Big picture is - lockd tries to be per-netns, but lockd isn't standalone, it depends on rpcbind, and rpcbind isn't guaranteed to be per-netns.

One can argue that it is not kernel's job to provide per-netns rpcbind.

Still, the current situation is - by default, doing an nfs mount from within netns B immediately breaks lockd serving nfs mounts exported from different netns A. "By default" = "as long as nfsmount process executed in netns B is also in a different mount namespace that has RPCBIND_SOCK_PATHNAME not pointing to AF_UNIX socket instance owned by rpcbind serving netns A.

Although in LTP's 'nfslock01' test the "non working locking" is reproduced on the same mount that triggered the breakage, the breakage is not limited to that mount. Since that mount operation in netns B, any client of nfs exports from netns A will get locking broken - including clients running on different physical hosts.

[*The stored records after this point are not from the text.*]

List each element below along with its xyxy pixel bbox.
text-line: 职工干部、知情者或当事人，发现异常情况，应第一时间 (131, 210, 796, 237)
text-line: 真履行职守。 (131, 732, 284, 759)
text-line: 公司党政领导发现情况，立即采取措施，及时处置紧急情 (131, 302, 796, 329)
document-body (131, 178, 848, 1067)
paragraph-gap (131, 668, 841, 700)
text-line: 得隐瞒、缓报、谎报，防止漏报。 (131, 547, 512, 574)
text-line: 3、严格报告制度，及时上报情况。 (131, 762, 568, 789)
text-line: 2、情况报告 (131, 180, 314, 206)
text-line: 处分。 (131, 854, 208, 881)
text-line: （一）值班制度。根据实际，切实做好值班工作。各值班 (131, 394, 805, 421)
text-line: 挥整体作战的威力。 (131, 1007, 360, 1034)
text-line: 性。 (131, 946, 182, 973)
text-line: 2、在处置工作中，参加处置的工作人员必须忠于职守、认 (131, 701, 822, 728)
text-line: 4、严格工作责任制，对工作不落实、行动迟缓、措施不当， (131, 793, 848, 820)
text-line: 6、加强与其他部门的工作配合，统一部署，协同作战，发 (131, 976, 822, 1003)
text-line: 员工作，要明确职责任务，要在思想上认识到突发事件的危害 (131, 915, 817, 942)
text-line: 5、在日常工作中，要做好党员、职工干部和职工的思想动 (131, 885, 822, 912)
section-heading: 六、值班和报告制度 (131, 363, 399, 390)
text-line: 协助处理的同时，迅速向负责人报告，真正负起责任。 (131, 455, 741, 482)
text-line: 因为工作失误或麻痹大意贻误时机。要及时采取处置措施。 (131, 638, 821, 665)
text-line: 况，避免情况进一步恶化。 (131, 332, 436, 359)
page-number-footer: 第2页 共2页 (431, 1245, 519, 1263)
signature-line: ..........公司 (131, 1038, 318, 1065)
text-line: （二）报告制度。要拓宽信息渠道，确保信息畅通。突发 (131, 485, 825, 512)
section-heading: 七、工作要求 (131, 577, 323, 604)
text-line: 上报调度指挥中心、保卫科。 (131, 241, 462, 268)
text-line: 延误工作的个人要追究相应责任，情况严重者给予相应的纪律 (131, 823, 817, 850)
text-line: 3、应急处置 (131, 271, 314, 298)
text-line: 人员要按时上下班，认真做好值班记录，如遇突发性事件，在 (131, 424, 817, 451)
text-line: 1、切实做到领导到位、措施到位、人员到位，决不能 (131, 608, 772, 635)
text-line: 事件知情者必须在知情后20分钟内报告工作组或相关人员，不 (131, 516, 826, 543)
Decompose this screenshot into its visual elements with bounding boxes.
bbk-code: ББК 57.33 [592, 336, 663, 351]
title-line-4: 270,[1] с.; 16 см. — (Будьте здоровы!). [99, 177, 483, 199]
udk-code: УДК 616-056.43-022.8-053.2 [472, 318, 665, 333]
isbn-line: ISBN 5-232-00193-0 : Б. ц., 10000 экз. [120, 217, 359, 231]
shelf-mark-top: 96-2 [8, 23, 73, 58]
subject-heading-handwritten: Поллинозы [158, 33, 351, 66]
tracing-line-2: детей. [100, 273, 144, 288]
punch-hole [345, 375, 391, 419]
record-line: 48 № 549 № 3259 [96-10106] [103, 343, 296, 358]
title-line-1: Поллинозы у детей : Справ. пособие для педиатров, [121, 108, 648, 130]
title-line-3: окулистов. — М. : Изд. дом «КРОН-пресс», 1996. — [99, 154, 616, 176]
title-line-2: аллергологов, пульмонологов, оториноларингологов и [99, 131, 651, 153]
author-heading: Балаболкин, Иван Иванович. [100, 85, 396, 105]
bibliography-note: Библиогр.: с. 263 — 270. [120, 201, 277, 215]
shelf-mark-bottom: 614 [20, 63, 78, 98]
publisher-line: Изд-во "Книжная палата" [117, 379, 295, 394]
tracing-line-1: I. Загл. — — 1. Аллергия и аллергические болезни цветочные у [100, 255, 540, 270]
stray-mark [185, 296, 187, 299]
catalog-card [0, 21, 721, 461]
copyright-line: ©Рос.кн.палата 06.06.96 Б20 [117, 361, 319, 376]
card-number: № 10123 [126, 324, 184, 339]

I'd say that using AF_UNIX connection from lockd to rpcbind does not play well with per-netns lockd.

Solution to use AF_UNIX connection to rpcbind only for lockd serving root netns, and using AF_INET otherwise - looks more sane.

On could easily argue that RPCBIND_SOCK_PATHNAME in the kernel should be
changed to "/run/rpcbind.sock".

It may be a better idea to make it configurable per-netns.